When you hear Bittensor subnet, a decentralized network where AI models are trained and rewarded on a blockchain. Also known as Tensor subnet, it lets anyone run an AI node and earn TAO tokens just by contributing computing power. This isn’t sci-fi—it’s live on the Bittensor blockchain, and it’s changing how AI gets built and paid for.
Each Bittensor subnet is like a mini-AI marketplace. One subnet might focus on language models, another on image recognition, and another on code generation. Miners run these models, answer queries from other users, and get paid in TAO based on how useful their answers are. It’s a reward system built on real performance, not hype. The network checks if your model is actually helping, not just pretending to. This makes Bittensor different from every other AI project you’ve seen—there’s no central company controlling it. The community decides what’s valuable.
Related entities like decentralized AI, AI systems that operate without a single owner or server farm and subnet mining, the process of running AI nodes to earn cryptocurrency rewards are core to how this works.

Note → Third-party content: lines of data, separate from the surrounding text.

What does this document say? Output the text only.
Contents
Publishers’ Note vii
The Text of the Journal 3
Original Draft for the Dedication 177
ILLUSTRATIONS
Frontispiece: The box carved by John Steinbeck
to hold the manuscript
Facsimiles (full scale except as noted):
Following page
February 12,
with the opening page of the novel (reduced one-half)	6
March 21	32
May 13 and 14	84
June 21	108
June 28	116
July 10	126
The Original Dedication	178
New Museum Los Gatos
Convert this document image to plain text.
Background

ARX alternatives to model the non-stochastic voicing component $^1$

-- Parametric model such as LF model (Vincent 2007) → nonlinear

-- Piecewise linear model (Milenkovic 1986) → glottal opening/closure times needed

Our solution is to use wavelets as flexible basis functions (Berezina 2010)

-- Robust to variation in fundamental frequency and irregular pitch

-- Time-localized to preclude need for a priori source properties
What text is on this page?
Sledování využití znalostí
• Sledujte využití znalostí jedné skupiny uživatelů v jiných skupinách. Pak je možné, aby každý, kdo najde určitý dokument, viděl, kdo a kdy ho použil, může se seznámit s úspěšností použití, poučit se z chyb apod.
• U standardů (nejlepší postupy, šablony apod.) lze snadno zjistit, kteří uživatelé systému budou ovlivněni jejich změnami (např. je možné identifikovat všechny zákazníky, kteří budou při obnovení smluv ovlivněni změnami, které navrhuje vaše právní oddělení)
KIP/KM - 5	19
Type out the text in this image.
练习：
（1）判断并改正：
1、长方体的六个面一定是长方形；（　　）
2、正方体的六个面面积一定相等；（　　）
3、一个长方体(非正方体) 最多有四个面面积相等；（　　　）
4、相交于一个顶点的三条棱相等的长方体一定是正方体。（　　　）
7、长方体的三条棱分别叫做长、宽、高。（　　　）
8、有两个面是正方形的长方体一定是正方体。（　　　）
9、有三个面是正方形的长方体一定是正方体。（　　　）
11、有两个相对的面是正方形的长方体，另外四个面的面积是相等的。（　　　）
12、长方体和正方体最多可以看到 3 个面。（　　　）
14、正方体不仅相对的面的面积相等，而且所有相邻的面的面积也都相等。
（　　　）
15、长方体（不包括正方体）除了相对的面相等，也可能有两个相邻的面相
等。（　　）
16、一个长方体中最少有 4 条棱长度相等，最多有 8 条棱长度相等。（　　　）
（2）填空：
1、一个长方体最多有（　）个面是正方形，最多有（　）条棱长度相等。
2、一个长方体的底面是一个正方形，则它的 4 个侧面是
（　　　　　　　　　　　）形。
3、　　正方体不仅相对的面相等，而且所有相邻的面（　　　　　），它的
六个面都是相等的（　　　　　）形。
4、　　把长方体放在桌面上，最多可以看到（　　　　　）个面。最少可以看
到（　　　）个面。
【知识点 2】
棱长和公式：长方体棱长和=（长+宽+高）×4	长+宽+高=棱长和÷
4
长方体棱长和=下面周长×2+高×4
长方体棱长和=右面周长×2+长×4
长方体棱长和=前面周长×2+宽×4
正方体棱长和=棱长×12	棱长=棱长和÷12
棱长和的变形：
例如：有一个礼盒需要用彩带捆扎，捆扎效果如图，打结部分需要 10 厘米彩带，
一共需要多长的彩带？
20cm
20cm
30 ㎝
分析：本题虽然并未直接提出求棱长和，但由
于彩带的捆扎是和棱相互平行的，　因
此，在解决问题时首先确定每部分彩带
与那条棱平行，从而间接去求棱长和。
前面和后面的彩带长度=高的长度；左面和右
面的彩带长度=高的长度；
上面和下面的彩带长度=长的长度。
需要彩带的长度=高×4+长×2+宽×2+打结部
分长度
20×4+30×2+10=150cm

You don’t need to be a coder to get involved—some users just stake TAO to vote on which subnets deserve funding. Others run full nodes on old laptops. The network is open, and it’s growing fast. You’ll find real examples in the posts below: from subnets that generate trading signals to ones that help verify AI-generated text. Some are useful. Some are risky. But all of them are real experiments running on live blockchain code.
What you’ll see in the collection below isn’t theory. It’s people testing Bittensor subnets, trying to mine them, and figuring out which ones actually deliver value. No fluff. No promises. Just what’s working, what’s broken, and who’s getting paid.